How we cite our quotes: (Act.Line)
Quote #7
It is not the sale of my soul that troubles me: I have sold it too often to care about that. I have sold it for a professorship. I have sold it for an income. I have sold it to escape being imprisoned for refusing to pay taxes for hangmen's ropes and unjust wars and things that I abhor. What is all human conduct but the daily and hourly sale of our souls for trifles? What I am now selling it for is neither money nor position nor comfort, but for reality and for power. (3.403)

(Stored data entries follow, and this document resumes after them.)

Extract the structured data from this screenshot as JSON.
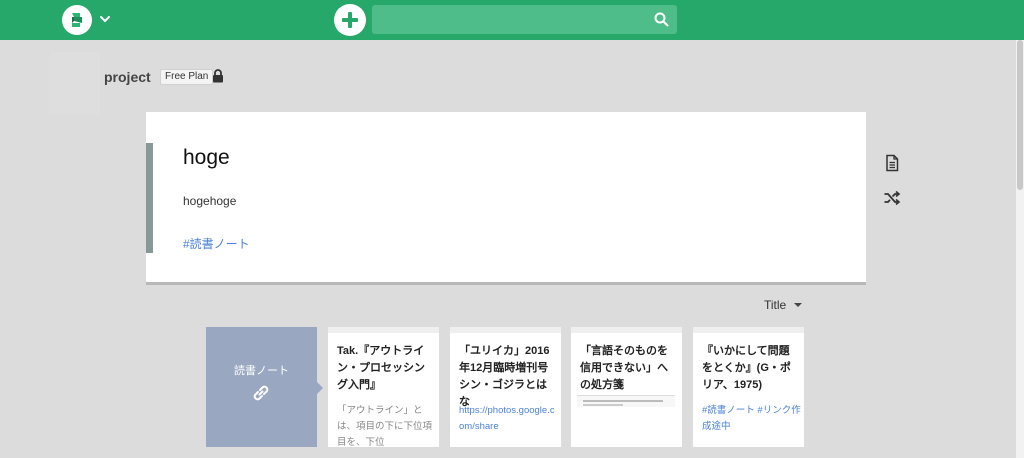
{
  "header": {
    "search_placeholder": ""
  },
  "project": {
    "name": "project",
    "plan": "Free Plan"
  },
  "page": {
    "title": "hoge",
    "body": "hogehoge",
    "tag": "#読書ノート"
  },
  "sort": {
    "label": "Title"
  },
  "related": {
    "tag_card_label": "読書ノート",
    "cards": [
      {
        "title": "Tak.『アウトライン・プロセッシング入門』",
        "desc": "「アウトライン」とは、項目の下に下位項目を、下位"
      },
      {
        "title": "「ユリイカ」2016年12月臨時増刊号 シン・ゴジラとはな",
        "link": "https://photos.google.com/share"
      },
      {
        "title": "「言語そのものを信用できない」への処方箋"
      },
      {
        "title": "『いかにして問題をとくか』(G・ポリア、1975)",
        "tags": "#読書ノート #リンク作成途中"
      }
    ]
  },
  "colors": {
    "brand": "#27a86b",
    "tag_card": "#99a8c0",
    "link": "#4a82d6"
  }
}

In addition to wanting to respect "reality," Dolly is open about the fact that he now embraces the opportunity to have a bit more power (it doesn't seem like he felt like he had much in the past). Even though he calls it selling his soul, he feels like he's already done that plenty of times before—and, it seems, got less for it.
Quote #8
I think all power is spiritual: these cannons will not go off by themselves. I have tried to make spiritual power by teaching Greek. But the world can never be really touched by a dead language and a dead civilization. The people must have power; and the people cannot have Greek. Now the power that is made here can be wielded by all men. (3.407)
Dolly continues musing about power…Now he's saying that it's not weapons that make power, but the spiritual might behind them (this is a bit different from what he was saying before, when he suggested that the weapons had more power than the man producing them).
Quote #9
You cannot have power for good without having power for evil too. Even mother's milk nourishes murderers as well as heroes. This power which only tears men's bodies to pieces has never been so horribly abused as the intellectual power, the imaginative power, the poetic, religious power that can enslave men's souls. As a teacher of Greek I gave the intellectual man weapons against the common man. I now want to give the common man weapons against the intellectual man. I love the common people. I want to arm them against the lawyers, the doctors, the priests, the literary men, the professors, the artists, and the politicians, who, once in authority, are more disastrous and tyrannical than all the fools, rascals, and impostors. I want a power simple enough for common men to use, yet strong enough to force the intellectual oligarchy to use its genius for the general good or else perish. (3.408-409)
Now Dolly has come over to the view that resisting violence and arms is kind of bougie; in his opinion, embracing arms production will not only give him power, but actually make power more democratic overall, giving the good the opportunity to fight back against the bad. Um…yeah, sure…whatever you say Dolly.